Expert help: from fear of losing a loved one to love without fear

If fear becomes permanent and interferes with normal life, you should think about going to a specialist. Treatment of thanatophobia, depending on the situation and degree of the disorder, is carried out by different specialists:

  • The psychologist identifies the symptoms, causes of the phobia, and the stage of its development. To do this, already at the first session, the specialist asks the client a variety of questions about his fear. This way a person sees his phobia from the outside. After this, the client is asked to describe his feelings that arise when fear appears. Then the psychologist immerses him in this state, asking him to close his eyes and imagine a frightening picture, and then offers to change it to a pleasant one. The goal of such exposure therapy is to learn to overcome your fears and switch to something good when the phobia is activated. The number of such sessions varies from 5 to 10.
  • The psychotherapist also makes every effort to identify the cause of fear as deeply as possible and help the client transform it. Existential psychotherapy, for example, helps to overcome a phobia. A person must realize why he lives, what his values ​​are and how to live in accordance with them.
  • The psychiatrist prescribes sedatives, tranquilizers and antidepressants. This method of treatment is also used by psychotherapists in certain cases.
  • Sometimes people turn to a hypnologist for help, who helps eliminate the root of the problem, since irrational fears appear on an unconscious level.

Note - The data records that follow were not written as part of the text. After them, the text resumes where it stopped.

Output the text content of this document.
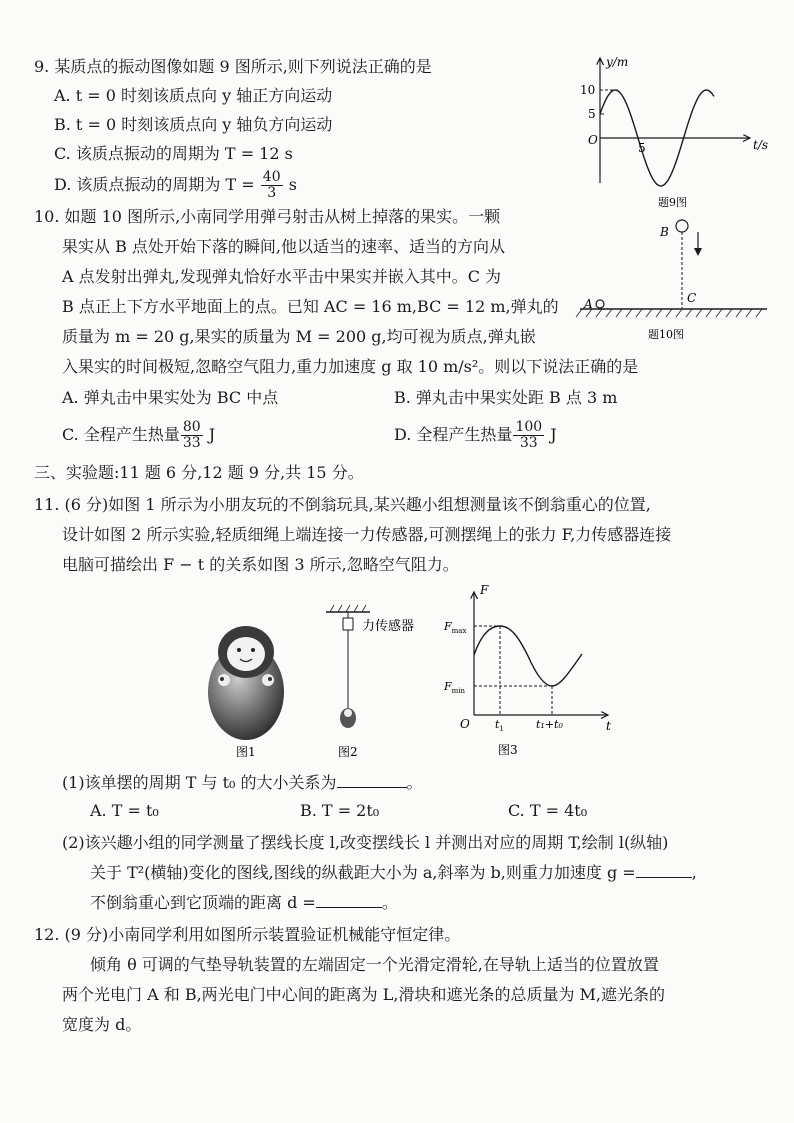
9. 某质点的振动图像如题 9 图所示,则下列说法正确的是
A. t = 0 时刻该质点向 y 轴正方向运动
B. t = 0 时刻该质点向 y 轴负方向运动
C. 该质点振动的周期为 T = 12 s
D. 该质点振动的周期为 $T = \frac{40}{3}$ s
y/m
t/s
O
10
5
5
题9图
10. 如题 10 图所示,小南同学用弹弓射击从树上掉落的果实。一颗
果实从 B 点处开始下落的瞬间,他以适当的速率、适当的方向从
A 点发射出弹丸,发现弹丸恰好水平击中果实并嵌入其中。C 为
B 点正上下方水平地面上的点。已知 AC = 16 m,BC = 12 m,弹丸的
质量为 m = 20 g,果实的质量为 M = 200 g,均可视为质点,弹丸嵌
入果实的时间极短,忽略空气阻力,重力加速度 g 取 10 m/s²。则以下说法正确的是
A. 弹丸击中果实处为 BC 中点	B. 弹丸击中果实处距 B 点 3 m
C. 全程产生热量 $\frac{80}{33}$ J	D. 全程产生热量 $\frac{100}{33}$ J
B
A	C
题10图
三、实验题:11 题 6 分,12 题 9 分,共 15 分。
11. (6 分)如图 1 所示为小朋友玩的不倒翁玩具,某兴趣小组想测量该不倒翁重心的位置,
设计如图 2 所示实验,轻质细绳上端连接一力传感器,可测摆绳上的张力 F,力传感器连接
电脑可描绘出 F − t 的关系如图 3 所示,忽略空气阻力。
图1
力传感器
图2
F
t
O
$F_{max}$
$F_{min}$
$t_1$	t₁+t₀
图3
(1)该单摆的周期 T 与 t₀ 的大小关系为	。
A. T = t₀	B. T = 2t₀	C. T = 4t₀
(2)该兴趣小组的同学测量了摆线长度 l,改变摆线长 l 并测出对应的周期 T,绘制 l(纵轴)
关于 T²(横轴)变化的图线,图线的纵截距大小为 a,斜率为 b,则重力加速度 g =	,
不倒翁重心到它顶端的距离 d =	。
12. (9 分)小南同学利用如图所示装置验证机械能守恒定律。
倾角 θ 可调的气垫导轨装置的左端固定一个光滑定滑轮,在导轨上适当的位置放置
两个光电门 A 和 B,两光电门中心间的距离为 L,滑块和遮光条的总质量为 M,遮光条的
宽度为 d。
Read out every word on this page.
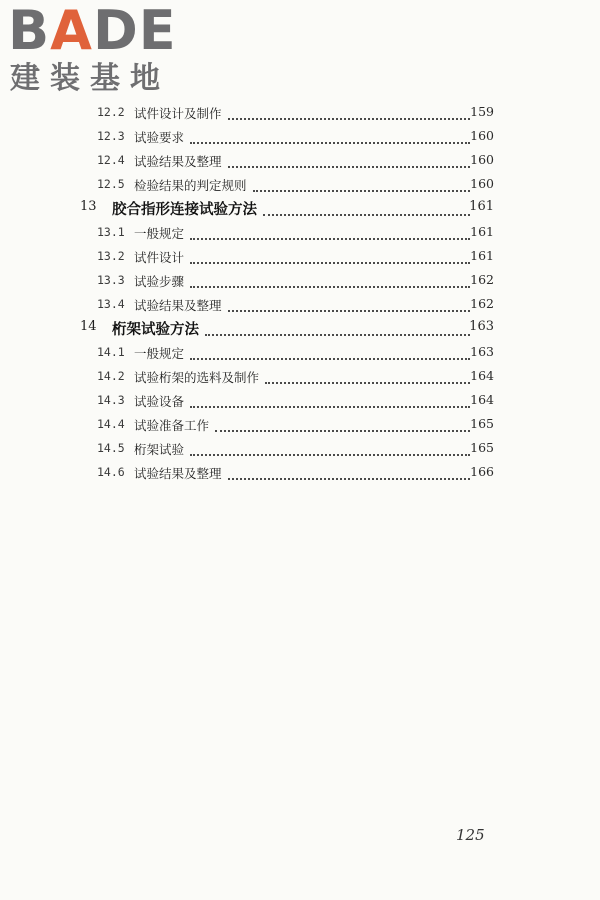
BADE
建装基地
12.2 试件设计及制作	159
12.3 试验要求	160
12.4 试验结果及整理	160
12.5 检验结果的判定规则	160
13 胶合指形连接试验方法	161
13.1 一般规定	161
13.2 试件设计	161
13.3 试验步骤	162
13.4 试验结果及整理	162
14 桁架试验方法	163
14.1 一般规定	163
14.2 试验桁架的选料及制作	164
14.3 试验设备	164
14.4 试验准备工作	165
14.5 桁架试验	165
14.6 试验结果及整理	166
125
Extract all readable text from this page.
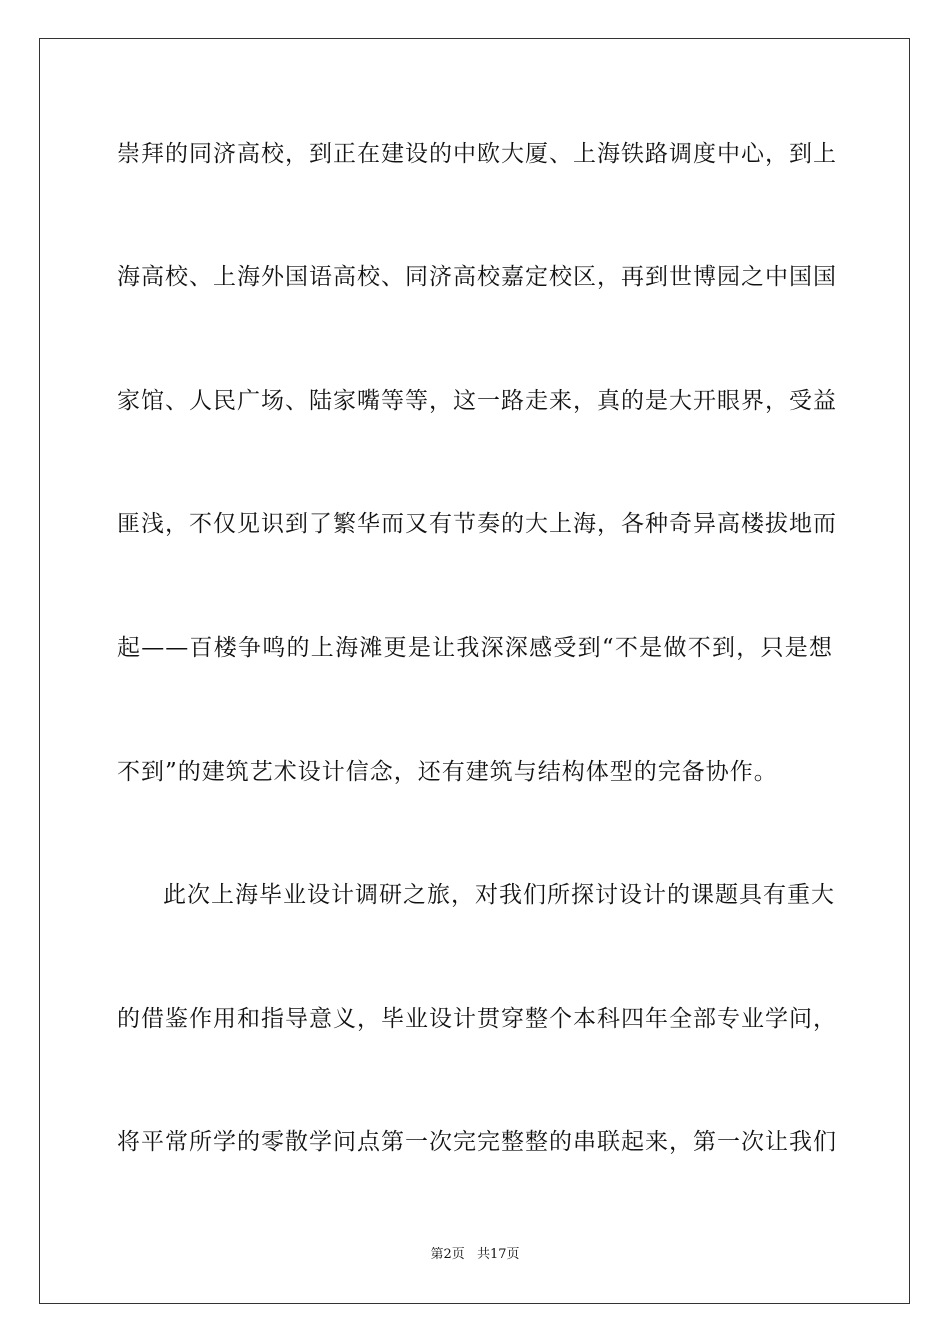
崇拜的同济高校，到正在建设的中欧大厦、上海铁路调度中心，到上
海高校、上海外国语高校、同济高校嘉定校区，再到世博园之中国国
家馆、人民广场、陆家嘴等等，这一路走来，真的是大开眼界，受益
匪浅，不仅见识到了繁华而又有节奏的大上海，各种奇异高楼拔地而
起——百楼争鸣的上海滩更是让我深深感受到“不是做不到，只是想
不到”的建筑艺术设计信念，还有建筑与结构体型的完备协作。
此次上海毕业设计调研之旅，对我们所探讨设计的课题具有重大
的借鉴作用和指导意义，毕业设计贯穿整个本科四年全部专业学问，
将平常所学的零散学问点第一次完完整整的串联起来，第一次让我们
第2页 共17页
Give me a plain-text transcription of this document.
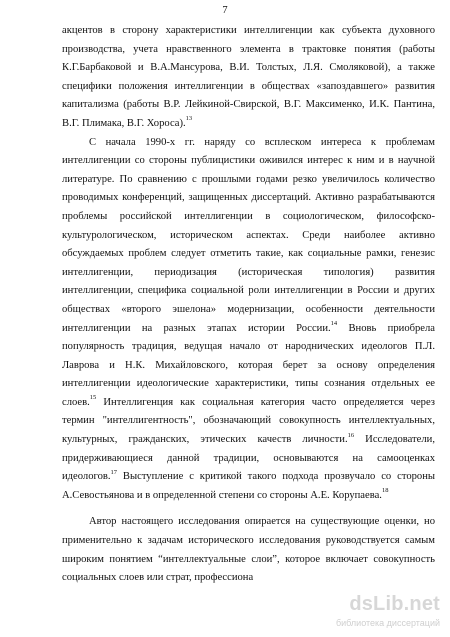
7
акцентов в сторону характеристики интеллигенции как субъекта духовного
производства, учета нравственного элемента в трактовке понятия (работы
К.Г.Барбаковой и В.А.Мансурова, В.И. Толстых, Л.Я. Смоляковой), а также
специфики положения интеллигенции в обществах «запоздавшего» развития
капитализма (работы В.Р. Лейкиной-Свирской, В.Г. Максименко, И.К. Пантина,
В.Г. Плимака, В.Г. Хороса).$^{13}$
С начала 1990-х гг. наряду со всплеском интереса к проблемам
интеллигенции со стороны публицистики оживился интерес к ним и в научной
литературе. По сравнению с прошлыми годами резко увеличилось количество
проводимых конференций, защищенных диссертаций. Активно разрабатываются
проблемы российской интеллигенции в социологическом, философско-
культурологическом, историческом аспектах. Среди наиболее активно
обсуждаемых проблем следует отметить такие, как социальные рамки, генезис
интеллигенции, периодизация (историческая типология) развития
интеллигенции, специфика социальной роли интеллигенции в России и других
обществах «второго эшелона» модернизации, особенности деятельности
интеллигенции на разных этапах истории России.$^{14}$ Вновь приобрела
популярность традиция, ведущая начало от народнических идеологов П.Л.
Лаврова и Н.К. Михайловского, которая берет за основу определения
интеллигенции идеологические характеристики, типы сознания отдельных ее
слоев.$^{15}$ Интеллигенция как социальная категория часто определяется через
термин "интеллигентность", обозначающий совокупность интеллектуальных,
культурных, гражданских, этических качеств личности.$^{16}$ Исследователи,
придерживающиеся данной традиции, основываются на самооценках
идеологов.$^{17}$ Выступление с критикой такого подхода прозвучало со стороны
А.Севостьянова и в определенной степени со стороны А.Е. Корупаева.$^{18}$
Автор настоящего исследования опирается на существующие оценки, но
применительно к задачам исторического исследования руководствуется самым
широким понятием “интеллектуальные слои”, которое включает совокупность
социальных слоев или страт, профессиона
dsLib.net
библиотека диссертаций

It is better to contact multidisciplinary specialists who will identify the full picture of the disorder and help in various ways. For example, such specialists include psychologist-hypnologist Nikita Valerievich Baturin.

Anyone can experience the fear of losing a loved one. There are a variety of reasons for this, from watching others suffer to experiencing your own loss. Usually the phobia begins in childhood, but can also arise in adulthood under the influence of some events or negative media news.

It is important to recognize the symptoms in time and identify the causes of fear. In the early stages, you can help yourself on your own, but it is better to trust experienced specialists.